We abstracted everything away to make it as modular as possible - every vulnerability, attack, can be imported in Python as `Bias(type=[“race”])`, `LinearJailbreaking()`, etc. with methods such as `.enhance()` for teams to plug-and-play, build their own test suite, and even to add a few more rounds of attack enhancements to increase the likelihood of breaking your system.

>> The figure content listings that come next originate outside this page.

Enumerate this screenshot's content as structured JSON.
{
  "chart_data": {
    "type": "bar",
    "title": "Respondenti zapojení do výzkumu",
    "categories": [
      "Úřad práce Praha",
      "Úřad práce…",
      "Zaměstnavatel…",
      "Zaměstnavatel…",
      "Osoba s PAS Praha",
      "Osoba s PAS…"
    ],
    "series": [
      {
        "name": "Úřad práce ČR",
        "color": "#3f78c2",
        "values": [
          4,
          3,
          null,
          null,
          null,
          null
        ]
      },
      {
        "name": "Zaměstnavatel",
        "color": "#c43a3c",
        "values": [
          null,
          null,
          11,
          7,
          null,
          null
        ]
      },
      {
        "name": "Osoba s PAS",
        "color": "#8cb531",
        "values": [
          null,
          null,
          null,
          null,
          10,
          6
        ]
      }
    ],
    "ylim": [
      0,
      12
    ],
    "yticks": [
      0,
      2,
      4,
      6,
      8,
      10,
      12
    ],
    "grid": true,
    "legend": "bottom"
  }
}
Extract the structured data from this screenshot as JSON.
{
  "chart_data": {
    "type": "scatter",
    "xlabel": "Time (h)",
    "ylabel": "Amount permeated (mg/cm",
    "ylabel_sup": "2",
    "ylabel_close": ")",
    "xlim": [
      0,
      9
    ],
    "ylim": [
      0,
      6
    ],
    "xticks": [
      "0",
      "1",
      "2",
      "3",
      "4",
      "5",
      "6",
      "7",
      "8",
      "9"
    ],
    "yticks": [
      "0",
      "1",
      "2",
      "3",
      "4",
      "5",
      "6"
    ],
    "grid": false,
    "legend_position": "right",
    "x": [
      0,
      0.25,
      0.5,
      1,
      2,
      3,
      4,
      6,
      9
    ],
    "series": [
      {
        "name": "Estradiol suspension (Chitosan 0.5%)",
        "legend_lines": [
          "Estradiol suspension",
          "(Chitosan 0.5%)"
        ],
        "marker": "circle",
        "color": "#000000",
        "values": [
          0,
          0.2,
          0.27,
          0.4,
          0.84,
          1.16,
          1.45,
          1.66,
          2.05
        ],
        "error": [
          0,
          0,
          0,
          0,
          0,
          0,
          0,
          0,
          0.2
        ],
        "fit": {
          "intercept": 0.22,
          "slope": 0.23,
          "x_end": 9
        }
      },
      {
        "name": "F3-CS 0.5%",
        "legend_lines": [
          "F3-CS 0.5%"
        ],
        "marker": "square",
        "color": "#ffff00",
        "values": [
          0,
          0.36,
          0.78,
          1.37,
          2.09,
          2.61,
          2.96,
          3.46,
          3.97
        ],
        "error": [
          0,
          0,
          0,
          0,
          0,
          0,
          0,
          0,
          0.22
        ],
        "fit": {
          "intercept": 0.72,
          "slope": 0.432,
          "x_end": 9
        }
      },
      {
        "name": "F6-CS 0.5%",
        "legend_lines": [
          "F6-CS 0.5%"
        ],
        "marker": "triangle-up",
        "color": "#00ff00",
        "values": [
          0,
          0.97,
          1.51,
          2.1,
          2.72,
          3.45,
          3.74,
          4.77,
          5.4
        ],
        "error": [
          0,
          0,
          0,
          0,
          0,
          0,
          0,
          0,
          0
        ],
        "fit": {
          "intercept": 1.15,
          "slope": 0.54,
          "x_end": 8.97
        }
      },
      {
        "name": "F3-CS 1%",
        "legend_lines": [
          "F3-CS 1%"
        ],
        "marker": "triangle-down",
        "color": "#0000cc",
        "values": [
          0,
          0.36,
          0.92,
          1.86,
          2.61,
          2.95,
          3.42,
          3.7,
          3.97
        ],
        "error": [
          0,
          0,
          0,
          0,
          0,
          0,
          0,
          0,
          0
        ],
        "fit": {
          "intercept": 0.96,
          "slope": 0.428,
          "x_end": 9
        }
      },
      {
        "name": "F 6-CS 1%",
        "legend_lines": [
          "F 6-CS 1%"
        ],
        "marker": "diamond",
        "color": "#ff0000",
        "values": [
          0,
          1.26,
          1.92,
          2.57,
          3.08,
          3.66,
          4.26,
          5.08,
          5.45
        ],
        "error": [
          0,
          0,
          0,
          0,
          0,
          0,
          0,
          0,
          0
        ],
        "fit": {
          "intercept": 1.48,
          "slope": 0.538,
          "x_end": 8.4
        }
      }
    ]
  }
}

Notably, there are a few limitations. Users might run into compliance errors when attempting to simulate attacks (especially for AzureOpenAI), and so we recommend setting `ignore_errors` to `True` in case that happens. You might also run into bottlenecks where DeepTeam does not cover your custom vulnerability type, and so we shipped a `CustomVulnerability` class as a “catch-all” solution (still in beta).

You might be aware that some packages already exist that do a similar thing, often known as “vulnerability scanning” or “red teaming”. The difference is that DeepTeam is modular, lightweight, and code friendly. Take Nvidia Garak for example, although comprehensive, has so many CLI rules, environments to set up, it is definitely not the easiest to get started, let alone pick the library apart to build your own penetration testing pipeline. In DeepTeam, define a class, wrap it around your own implementations if necessary, and you’re good to go.

We adopted a Apache 2.0 license (for now, and probably in the foreseeable future too), so if you want to get started, `pip install deepteam`, use any LLM for simulation, and you’ll get a full penetration report within 1 minute (assuming you’re running things asynchronously). GitHub: https://github.com/confident-ai/deepteam

Excited to share DeepTeam with everyone here – let us know what you think!